Recent significant trauma such as a fall from a height, motor vehicle accident, or similar incident 
Recent mild trauma in those older than 50 years of age: A fall down a few steps or slipping and landing on the buttocks may be considered mild trauma. 
History of prolonged steroid use: People with asthma, COPD, and rheumatologic disorders are frequently on this type of medication. 
Anyone with a history of osteoporosis: An elderly woman with a history of a hip fracture, for example, would be considered high risk. 
Any person older than 70 years of age: There is an increased incidence of cancer, infections, and abdominal causes of the pain. 
Prior history of cancer 
History of a recent infection 
Temperature over 100 F 
IV drug use: Such behavior markedly increases risk of an infectious cause. 
Low back pain worse at rest: This is thought to be associated with an infectious or malignant cause of pain. 
Unexplained weight loss 
The presence of any of the red flags would justify a visit to a hospital's emergency department, particularly if your family doctor is unable to evaluate you within the next 24 hours.
The presence of any acute nerve dysfunction should also prompt an immediate visit. These would include the inability to walk or inability to raise or lower your foot at the ankle. Also included would be the inability to raise the big toe upward or walk on your heels or stand on your toes. These might indicate an acute nerve injury or compression. Under certain circumstances, this may be an acute neurosurgical emergency. 

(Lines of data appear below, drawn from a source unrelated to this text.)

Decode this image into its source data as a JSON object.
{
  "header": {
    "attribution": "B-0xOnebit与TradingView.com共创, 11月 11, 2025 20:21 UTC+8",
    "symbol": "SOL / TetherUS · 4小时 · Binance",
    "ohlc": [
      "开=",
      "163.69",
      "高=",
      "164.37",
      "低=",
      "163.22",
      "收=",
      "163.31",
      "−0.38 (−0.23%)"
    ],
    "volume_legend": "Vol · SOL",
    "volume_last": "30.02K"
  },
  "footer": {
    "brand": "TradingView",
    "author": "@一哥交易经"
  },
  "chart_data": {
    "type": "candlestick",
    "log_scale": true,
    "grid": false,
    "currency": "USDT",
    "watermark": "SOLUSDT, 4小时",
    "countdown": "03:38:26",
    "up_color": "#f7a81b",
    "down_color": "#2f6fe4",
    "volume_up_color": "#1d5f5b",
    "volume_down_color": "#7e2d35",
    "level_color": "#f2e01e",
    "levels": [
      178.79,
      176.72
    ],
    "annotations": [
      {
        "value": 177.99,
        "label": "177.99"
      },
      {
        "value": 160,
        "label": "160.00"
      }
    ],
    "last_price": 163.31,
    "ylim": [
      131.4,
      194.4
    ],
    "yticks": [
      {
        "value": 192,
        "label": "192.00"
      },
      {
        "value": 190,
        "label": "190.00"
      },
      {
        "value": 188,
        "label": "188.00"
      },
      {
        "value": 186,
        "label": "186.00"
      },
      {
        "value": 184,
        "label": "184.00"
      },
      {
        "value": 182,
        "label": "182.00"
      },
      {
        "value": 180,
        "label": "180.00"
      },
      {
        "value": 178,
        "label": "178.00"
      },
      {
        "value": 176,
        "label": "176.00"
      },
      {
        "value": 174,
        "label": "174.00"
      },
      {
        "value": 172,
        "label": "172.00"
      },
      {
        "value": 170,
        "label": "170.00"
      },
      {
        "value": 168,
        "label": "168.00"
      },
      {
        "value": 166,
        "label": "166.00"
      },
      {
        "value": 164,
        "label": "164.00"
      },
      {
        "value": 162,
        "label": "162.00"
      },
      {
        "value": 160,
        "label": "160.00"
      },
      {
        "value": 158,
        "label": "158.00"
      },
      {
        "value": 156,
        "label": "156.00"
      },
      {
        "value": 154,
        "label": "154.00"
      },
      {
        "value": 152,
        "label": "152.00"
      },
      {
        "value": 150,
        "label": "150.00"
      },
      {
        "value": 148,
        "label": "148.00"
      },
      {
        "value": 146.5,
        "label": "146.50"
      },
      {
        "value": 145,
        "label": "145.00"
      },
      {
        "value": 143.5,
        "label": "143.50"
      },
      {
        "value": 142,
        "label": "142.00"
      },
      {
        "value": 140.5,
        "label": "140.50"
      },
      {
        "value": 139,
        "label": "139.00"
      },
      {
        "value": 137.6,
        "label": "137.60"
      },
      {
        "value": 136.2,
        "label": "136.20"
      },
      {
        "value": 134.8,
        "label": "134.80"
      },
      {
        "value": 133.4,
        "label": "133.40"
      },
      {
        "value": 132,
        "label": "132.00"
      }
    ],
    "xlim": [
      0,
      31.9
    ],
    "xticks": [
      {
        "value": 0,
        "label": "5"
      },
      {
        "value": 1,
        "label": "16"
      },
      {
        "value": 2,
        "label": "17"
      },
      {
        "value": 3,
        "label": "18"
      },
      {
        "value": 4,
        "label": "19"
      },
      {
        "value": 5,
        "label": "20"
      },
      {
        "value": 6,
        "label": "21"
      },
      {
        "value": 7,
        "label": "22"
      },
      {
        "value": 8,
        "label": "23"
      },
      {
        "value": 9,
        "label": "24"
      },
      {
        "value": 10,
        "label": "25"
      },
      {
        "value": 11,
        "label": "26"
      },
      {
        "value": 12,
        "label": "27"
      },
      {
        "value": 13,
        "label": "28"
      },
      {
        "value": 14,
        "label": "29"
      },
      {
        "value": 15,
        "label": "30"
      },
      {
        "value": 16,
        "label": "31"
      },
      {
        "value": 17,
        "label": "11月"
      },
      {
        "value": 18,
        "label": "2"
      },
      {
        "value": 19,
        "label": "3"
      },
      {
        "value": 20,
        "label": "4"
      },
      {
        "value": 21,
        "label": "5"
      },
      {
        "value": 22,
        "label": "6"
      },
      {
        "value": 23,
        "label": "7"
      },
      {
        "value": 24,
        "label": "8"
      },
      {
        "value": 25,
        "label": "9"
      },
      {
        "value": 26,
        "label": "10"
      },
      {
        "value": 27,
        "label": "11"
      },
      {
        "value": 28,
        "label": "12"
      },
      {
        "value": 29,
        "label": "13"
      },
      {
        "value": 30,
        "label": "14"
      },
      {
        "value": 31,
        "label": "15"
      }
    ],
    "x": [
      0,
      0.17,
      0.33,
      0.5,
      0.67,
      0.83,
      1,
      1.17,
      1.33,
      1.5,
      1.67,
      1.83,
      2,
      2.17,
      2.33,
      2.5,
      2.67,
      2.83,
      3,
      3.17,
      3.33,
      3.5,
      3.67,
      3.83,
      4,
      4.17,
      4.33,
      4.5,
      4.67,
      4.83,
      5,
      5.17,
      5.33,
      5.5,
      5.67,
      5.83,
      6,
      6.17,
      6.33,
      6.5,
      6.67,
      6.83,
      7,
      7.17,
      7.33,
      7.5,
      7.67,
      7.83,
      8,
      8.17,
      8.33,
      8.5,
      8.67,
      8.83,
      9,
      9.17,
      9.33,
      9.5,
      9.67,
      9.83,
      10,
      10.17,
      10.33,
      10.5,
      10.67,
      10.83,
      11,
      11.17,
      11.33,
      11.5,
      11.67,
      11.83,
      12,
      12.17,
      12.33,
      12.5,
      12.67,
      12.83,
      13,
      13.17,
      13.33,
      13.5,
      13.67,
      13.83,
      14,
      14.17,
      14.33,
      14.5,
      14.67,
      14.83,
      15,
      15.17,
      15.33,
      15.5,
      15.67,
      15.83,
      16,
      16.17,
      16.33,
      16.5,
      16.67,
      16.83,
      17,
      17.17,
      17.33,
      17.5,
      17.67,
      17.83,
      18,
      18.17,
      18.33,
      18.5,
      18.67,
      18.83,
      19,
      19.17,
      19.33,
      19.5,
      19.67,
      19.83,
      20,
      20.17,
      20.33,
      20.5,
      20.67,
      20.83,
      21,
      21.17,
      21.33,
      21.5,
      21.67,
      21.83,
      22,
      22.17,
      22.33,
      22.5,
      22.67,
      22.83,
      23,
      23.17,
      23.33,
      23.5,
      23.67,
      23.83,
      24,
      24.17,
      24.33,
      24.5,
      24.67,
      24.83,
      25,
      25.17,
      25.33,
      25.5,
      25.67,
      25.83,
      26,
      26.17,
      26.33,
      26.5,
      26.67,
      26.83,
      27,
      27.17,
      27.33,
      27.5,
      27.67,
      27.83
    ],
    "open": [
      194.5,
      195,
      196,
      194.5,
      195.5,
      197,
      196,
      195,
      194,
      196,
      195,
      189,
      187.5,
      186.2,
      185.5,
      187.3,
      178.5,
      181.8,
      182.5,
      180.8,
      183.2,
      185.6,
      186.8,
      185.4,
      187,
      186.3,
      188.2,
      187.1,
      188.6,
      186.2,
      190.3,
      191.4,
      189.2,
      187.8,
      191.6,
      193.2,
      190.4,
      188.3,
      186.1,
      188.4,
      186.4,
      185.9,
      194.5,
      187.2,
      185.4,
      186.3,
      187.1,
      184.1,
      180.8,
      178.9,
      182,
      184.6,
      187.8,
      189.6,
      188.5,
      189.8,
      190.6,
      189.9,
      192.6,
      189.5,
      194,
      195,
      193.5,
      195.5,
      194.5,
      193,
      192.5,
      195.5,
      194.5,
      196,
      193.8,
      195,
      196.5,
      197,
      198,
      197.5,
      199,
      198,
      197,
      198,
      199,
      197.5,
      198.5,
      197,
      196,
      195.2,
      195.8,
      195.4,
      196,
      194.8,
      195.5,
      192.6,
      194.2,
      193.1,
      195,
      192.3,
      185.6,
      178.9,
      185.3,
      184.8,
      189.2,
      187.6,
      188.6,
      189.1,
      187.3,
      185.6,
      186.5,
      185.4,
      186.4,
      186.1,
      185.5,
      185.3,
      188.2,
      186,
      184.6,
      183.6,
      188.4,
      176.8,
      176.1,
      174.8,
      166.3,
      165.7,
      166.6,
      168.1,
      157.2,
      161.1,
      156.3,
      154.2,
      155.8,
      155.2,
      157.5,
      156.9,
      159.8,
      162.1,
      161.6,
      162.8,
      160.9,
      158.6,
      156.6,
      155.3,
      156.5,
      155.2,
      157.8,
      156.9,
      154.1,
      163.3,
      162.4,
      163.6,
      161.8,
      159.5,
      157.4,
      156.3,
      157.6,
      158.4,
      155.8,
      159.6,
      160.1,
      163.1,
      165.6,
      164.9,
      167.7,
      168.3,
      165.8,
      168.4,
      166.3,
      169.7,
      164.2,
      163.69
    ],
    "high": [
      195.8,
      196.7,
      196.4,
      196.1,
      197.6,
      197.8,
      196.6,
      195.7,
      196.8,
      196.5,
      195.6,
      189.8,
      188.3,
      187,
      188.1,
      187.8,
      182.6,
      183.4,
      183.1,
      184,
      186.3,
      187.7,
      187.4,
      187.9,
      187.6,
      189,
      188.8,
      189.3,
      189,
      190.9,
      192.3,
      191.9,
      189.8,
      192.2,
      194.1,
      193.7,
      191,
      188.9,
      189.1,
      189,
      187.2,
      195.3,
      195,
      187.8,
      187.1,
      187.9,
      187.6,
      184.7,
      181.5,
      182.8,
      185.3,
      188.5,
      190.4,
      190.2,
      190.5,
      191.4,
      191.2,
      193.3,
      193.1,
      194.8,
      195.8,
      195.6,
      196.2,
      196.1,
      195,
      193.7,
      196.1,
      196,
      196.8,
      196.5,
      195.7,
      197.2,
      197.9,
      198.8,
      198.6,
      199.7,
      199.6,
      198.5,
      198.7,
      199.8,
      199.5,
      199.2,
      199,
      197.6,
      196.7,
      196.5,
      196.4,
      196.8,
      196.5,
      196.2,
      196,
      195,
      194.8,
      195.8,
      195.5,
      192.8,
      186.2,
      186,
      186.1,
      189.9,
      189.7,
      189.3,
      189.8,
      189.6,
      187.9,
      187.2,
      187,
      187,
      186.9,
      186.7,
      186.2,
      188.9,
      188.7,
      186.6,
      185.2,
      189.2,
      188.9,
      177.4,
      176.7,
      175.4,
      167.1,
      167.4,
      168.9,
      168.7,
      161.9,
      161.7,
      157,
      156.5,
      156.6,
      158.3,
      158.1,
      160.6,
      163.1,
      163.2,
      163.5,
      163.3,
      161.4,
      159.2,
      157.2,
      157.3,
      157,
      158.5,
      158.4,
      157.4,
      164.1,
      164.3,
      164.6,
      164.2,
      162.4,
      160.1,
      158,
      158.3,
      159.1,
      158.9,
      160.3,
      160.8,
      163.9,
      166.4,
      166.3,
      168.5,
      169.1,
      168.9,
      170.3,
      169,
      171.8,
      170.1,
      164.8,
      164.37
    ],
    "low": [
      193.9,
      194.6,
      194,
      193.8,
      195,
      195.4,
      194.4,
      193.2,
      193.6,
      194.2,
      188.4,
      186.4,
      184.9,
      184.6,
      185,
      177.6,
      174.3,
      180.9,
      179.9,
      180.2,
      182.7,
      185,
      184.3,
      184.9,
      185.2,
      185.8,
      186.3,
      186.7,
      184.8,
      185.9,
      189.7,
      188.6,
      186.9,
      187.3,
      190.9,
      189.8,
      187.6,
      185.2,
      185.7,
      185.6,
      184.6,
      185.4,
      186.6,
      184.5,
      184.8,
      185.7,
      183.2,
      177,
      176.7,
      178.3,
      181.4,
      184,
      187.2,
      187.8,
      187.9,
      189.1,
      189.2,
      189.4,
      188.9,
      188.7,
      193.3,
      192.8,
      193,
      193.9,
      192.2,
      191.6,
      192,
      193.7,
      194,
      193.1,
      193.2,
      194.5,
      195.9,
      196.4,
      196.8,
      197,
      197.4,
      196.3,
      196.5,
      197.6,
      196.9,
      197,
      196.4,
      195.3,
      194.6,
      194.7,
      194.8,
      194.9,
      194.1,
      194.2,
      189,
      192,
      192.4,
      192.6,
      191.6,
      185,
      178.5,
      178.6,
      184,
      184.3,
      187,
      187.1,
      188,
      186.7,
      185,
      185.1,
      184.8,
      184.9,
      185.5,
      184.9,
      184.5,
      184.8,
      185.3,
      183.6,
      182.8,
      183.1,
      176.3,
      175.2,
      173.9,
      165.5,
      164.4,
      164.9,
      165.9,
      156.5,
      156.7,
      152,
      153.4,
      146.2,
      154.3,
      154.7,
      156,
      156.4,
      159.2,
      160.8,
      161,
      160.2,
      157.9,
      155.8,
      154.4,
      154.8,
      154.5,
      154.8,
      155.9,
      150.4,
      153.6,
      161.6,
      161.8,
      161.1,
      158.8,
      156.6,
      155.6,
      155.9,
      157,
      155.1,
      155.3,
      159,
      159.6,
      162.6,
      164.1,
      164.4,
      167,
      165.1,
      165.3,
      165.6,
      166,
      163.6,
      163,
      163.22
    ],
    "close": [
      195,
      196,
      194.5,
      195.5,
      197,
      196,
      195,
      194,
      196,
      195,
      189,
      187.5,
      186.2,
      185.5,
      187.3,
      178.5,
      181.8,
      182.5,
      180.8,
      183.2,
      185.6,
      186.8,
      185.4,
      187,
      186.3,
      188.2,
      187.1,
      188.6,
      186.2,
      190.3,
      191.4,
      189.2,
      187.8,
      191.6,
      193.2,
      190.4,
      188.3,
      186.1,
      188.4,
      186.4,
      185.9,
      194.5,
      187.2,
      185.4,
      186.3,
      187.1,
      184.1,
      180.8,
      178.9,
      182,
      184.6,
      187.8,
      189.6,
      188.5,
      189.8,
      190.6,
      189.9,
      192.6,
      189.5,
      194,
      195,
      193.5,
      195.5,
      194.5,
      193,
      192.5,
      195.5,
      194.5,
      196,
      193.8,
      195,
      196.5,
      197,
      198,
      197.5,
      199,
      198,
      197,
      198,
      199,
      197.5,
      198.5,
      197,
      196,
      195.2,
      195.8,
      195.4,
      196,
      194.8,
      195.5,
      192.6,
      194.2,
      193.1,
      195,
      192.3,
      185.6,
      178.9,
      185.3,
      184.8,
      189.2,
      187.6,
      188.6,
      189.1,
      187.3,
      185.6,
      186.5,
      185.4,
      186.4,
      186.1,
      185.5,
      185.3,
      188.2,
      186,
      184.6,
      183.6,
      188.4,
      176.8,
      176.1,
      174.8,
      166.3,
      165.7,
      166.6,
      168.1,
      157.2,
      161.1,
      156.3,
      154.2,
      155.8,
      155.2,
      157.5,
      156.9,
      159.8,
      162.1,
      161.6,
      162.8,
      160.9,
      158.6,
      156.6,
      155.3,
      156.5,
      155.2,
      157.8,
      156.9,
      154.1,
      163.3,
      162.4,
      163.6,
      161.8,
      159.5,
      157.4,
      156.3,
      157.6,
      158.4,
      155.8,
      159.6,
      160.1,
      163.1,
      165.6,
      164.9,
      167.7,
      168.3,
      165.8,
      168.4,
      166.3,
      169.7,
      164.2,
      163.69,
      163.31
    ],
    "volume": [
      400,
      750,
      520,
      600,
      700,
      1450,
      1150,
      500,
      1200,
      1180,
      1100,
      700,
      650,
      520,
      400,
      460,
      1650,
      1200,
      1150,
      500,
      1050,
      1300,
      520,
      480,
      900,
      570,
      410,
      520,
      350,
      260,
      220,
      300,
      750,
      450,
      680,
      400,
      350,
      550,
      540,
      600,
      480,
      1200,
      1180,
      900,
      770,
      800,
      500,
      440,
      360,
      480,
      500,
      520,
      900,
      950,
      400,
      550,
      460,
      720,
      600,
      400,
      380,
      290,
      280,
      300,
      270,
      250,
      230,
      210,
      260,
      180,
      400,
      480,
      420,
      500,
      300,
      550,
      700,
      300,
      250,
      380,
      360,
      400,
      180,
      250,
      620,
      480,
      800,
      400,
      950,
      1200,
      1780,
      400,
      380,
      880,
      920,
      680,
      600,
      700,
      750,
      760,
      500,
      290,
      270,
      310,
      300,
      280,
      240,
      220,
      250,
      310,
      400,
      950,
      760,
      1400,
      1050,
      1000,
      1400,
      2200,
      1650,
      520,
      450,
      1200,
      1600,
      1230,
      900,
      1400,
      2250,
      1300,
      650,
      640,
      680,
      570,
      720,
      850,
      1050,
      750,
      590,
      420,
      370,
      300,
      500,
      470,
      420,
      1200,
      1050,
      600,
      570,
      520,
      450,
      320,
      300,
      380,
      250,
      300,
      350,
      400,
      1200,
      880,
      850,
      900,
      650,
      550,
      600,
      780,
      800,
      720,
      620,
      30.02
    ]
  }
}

Loss of bowel or bladder control, including difficulty starting or stopping a stream of urine or incontinence, can be a sign of an acute emergency and requires urgent evaluation in an emergency department. 
If you cannot manage the pain using the medicine you are currently prescribed, this may be an indication to go to an emergency department. Generally, this problem is best addressed with the doctor writing the prescription who is overseeing your care for this problem.